In chapter 8 of the Gospel according to John, Jesus follows John the Baptizer’s lead and tells the Pharisees questioning him that their father is the devil. Both Jesus and John knew that these guys relied on their genetic pedigree as sons of Abraham. They assumed the Messiah would naturally like them and hang with them because of their blood. It didn’t matter how they behaved. Although, on that note, they definitely were crossing all the t’s and dotting all the i’s.
“You are doing the works of your own father,” said Jesus. “We are not illegitimate children,” they protested. “The only Father we have is God himself.” Jesus said to them, “If God were your Father, you would love me, for I have come here from God. I have not come on my own; God sent me.“
Jesus wasn’t just trying to make them feel bad. Jesus only has forgiveness to hand out. He doesn’t have any pats on the head or kitties hanging from a clothing line “keep trying” poster. You only access the Kingdom of God through forgiveness. You only walk out of your grave through forgiveness. You can only be in the presence of God through forgiveness. Neither good works nor pedigree will get you VIP passes to the Lord. So if you don’t think you need forgiveness, then you will be stuck in the lawn seats outside the pavilion at the Vampire Weekend concert.

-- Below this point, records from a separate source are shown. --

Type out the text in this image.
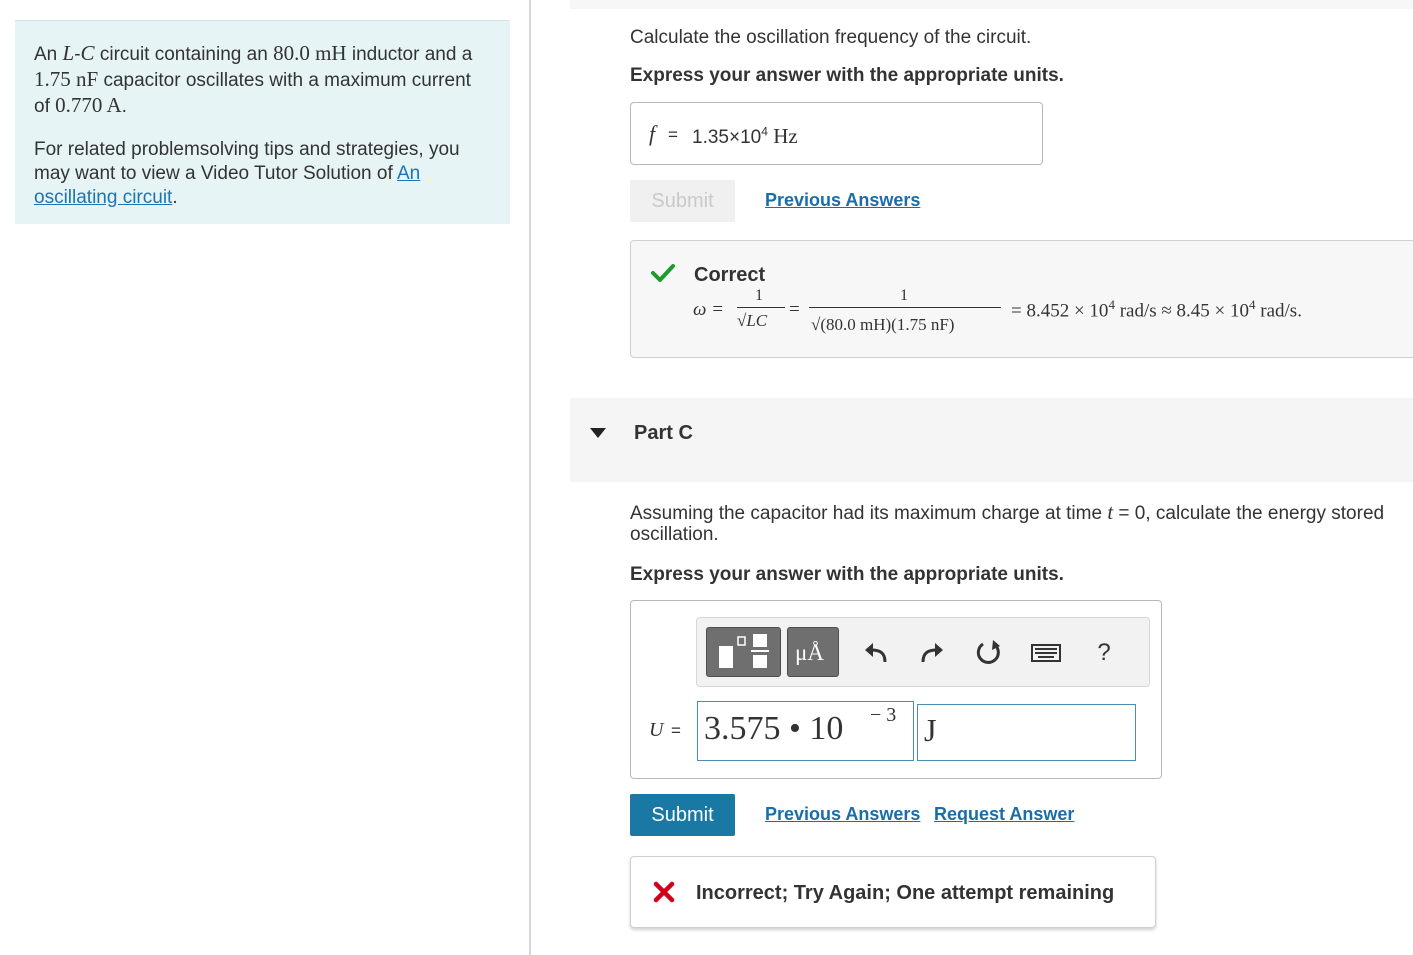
An L-C circuit containing an 80.0 mH inductor and a 1.75 nF capacitor oscillates with a maximum current of 0.770 A.

For related problemsolving tips and strategies, you may want to view a Video Tutor Solution of An oscillating circuit.

Calculate the oscillation frequency of the circuit.

Express your answer with the appropriate units.

$f = 1.35\times 10^4$ Hz
Submit	Previous Answers
Correct
ω =
1
√LC
=
1
√(80.0 mH)(1.75 nF)
= $8.452 \times 10^4$ $rad/s \approx 8.45 \times 10^4$ rad/s.
Part C

Assuming the capacitor had its maximum charge at time t = 0, calculate the energy stored

oscillation.

Express your answer with the appropriate units.

μÅ	?
U = 3.575 • 10 − 3 J
Submit	Previous Answers Request Answer
Incorrect; Try Again; One attempt remaining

A few of those guys got it, though they cowardly snuck to see Jesus in the night. The rest killed Him because He made them feel terrible about themselves. Someone had to die for sins, and it wasn’t going to be them!
Sometimes I feel bad for those Pharisees who had some real father-son issues. They say that can really mess with your brain. How a boy gets along with His dad, or whether he even has a dad, can determine his success in life. These poor lost sons had come to believe their father loved them because of what they did. His love was tied to a performance review, like the office.
This past week, we celebrated Father’s Day. Unfortunately, many people in our communities aren’t so happy on Father’s Day. Their dad might have been like the Pharisees’ concept of God: a boss. Many men and women are out there still trying to please their dad, trying to fill that damn hole of disappointment. Others are sitting in our congregation who have stopped caring altogether. “Screw him, I’ll do what I want! I don’t need his approval or his love!”
People’s concept of God, like their concept of their fathers, subconsciously drives their behaviors and beliefs in themselves and the world.
God sent His Son to all of us who have daddy issues, who think we are judged by our deeds, who believe deep in our hearts that our father’s love is dependent on our performance. God sent His Son, His only Son, whom He loves, to save other sons and daughters whom He loves. Why does He love them? Because He does. He doesn’t accept us for who we are. He loves us despite who we are. He does something far greater than accepts us. He loves us. He forgives us.
The only Son that can claim a perfect performance for His dad destroyed the world of Karma, tit for tat, survival of the fittest and all that. It’s now OK to look at ourselves in the mirror and point out the failures. We don’t have to pretend. We don’t have to claim we deserve a seat at the table and don’t have to find loopholes to wiggle out of the law. We can stop trying to please our Father so that He will love us! If you don’t believe that, just look at His Son on the cross!